Devon Spurgeon, porte-parole de Kalanick, a déclaré que l’ancien PDG n’avait jamais suggéré qu’Uber devrait profiter de la violence au détriment de la sécurité des conducteurs ou autoriser toute action ou programme qui entraverait la justice dans n’importe quel pays.
Uber, comme d’autres entreprises opérant en dehors des États-Unis, a utilisé des protocoles technologiques pour protéger la propriété intellectuelle et la vie privée des passagers et des chauffeurs et pour garantir le respect d’une procédure régulière, en cas de raid, a-t-elle déclaré, ajoutant: «Ces dispositifs de sécurité intégrée Les protocoles ne suppriment aucune donnée ou information et toutes les décisions concernant leur utilisation ont été examinées et approuvées par les services juridiques et réglementaires d’Uber.»
Spurgeon a déclaré que «Kalanick n’avait pas créé, dirigé ou supervisé ces systèmes mis en place par les services juridiques et de conformité.» En appuyant sur son faux programme selon lequel M. Kalanick a dirigé une conduite illégale ou inappropriée, l’ICIJ prétend avoir des documents sur lesquels M. Kalanick était ou même écrit, dont certains datent de près d’une décennie », a-t-elle ajouté. «De manière révélatrice, l’ICIJ a catégoriquement rejeté les demandes d’examen de l’un de ces documents, ce qui exacerbe encore les inquiétudes quant à l’authenticité de bon nombre des documents sources.» a-t-elle renchéri…/…

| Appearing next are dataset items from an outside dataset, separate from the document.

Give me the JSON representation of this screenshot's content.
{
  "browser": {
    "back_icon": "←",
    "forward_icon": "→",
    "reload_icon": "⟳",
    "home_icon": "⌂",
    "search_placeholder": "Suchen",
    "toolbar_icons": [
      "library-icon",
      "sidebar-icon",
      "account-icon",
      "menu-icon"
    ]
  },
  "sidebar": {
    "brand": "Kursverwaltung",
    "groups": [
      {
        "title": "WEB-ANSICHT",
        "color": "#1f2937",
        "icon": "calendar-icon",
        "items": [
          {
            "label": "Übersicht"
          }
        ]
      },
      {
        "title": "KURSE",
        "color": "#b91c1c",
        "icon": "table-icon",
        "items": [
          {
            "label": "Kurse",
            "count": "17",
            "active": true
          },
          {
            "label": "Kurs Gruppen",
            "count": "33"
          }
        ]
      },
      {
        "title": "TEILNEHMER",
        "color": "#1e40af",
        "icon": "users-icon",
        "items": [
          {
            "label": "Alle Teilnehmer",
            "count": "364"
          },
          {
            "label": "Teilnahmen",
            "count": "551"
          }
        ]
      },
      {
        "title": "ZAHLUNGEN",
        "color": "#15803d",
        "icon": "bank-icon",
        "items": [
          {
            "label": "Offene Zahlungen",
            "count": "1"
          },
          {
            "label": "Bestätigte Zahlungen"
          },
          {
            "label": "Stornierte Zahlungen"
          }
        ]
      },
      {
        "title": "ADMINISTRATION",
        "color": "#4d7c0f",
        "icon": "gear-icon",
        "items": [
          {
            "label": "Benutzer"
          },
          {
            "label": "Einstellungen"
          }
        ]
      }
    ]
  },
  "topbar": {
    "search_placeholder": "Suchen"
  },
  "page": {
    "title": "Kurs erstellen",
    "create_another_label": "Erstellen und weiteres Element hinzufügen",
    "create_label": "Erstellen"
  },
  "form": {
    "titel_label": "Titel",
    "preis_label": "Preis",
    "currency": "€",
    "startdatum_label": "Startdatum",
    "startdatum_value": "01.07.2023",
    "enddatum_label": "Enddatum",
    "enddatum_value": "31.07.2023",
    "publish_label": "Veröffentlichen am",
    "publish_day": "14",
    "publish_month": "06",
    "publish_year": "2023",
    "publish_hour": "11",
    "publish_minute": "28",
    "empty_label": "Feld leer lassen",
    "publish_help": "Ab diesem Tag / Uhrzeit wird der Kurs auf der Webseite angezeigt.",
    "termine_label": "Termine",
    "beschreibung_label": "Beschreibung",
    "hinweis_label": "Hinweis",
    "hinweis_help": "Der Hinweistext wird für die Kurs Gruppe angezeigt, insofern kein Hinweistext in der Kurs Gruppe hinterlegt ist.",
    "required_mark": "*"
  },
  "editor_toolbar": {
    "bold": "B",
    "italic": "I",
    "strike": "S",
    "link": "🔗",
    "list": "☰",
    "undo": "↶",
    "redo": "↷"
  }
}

Kill Switch et voitures fantômes
Le Kill Switch n’était pas la seule arme technologique, déployée par Uber pour esquiver la police et les régulateurs. La société a aussi identifié des policiers ou des responsables gouvernementaux qui, selon elle, commandaient des voitures Uber pour recueillir des preuves. Il pourrait alors leur montrer une fausse version de l’application avec des voitures fantômes qui ne sont jamais arrivées. Elle l’a fait aux Pays-Bas, en Belgique, en Russie, en Bulgarie, au Danemark, en Espagne et dans d’autres pays.
Le personnel a discuté de la création de «barrières géographiques occultantes» autour des postes de police au Danemark. Toute personne à l’intérieur de la clôture géographique ne pourrait pas utiliser l’application avec succès, à moins d’être autorisée par un employé d’Uber.
À Bruxelles, les autorités locales ont engagé des entreprises pour recruter de faux clients, ou « clients mystères », afin de participer à des pièges contre Uber. Ils commandaient des voitures pour que les autorités puissent prendre des mesures contre les chauffeurs à leur arrivée. Uber a discuté de dire aux membres du personnel de s’inscrire en tant qu’acheteurs sous de faux noms dans l’espoir qu’ils seraient alertés, lorsque la police recruterait pour les pièges à venir.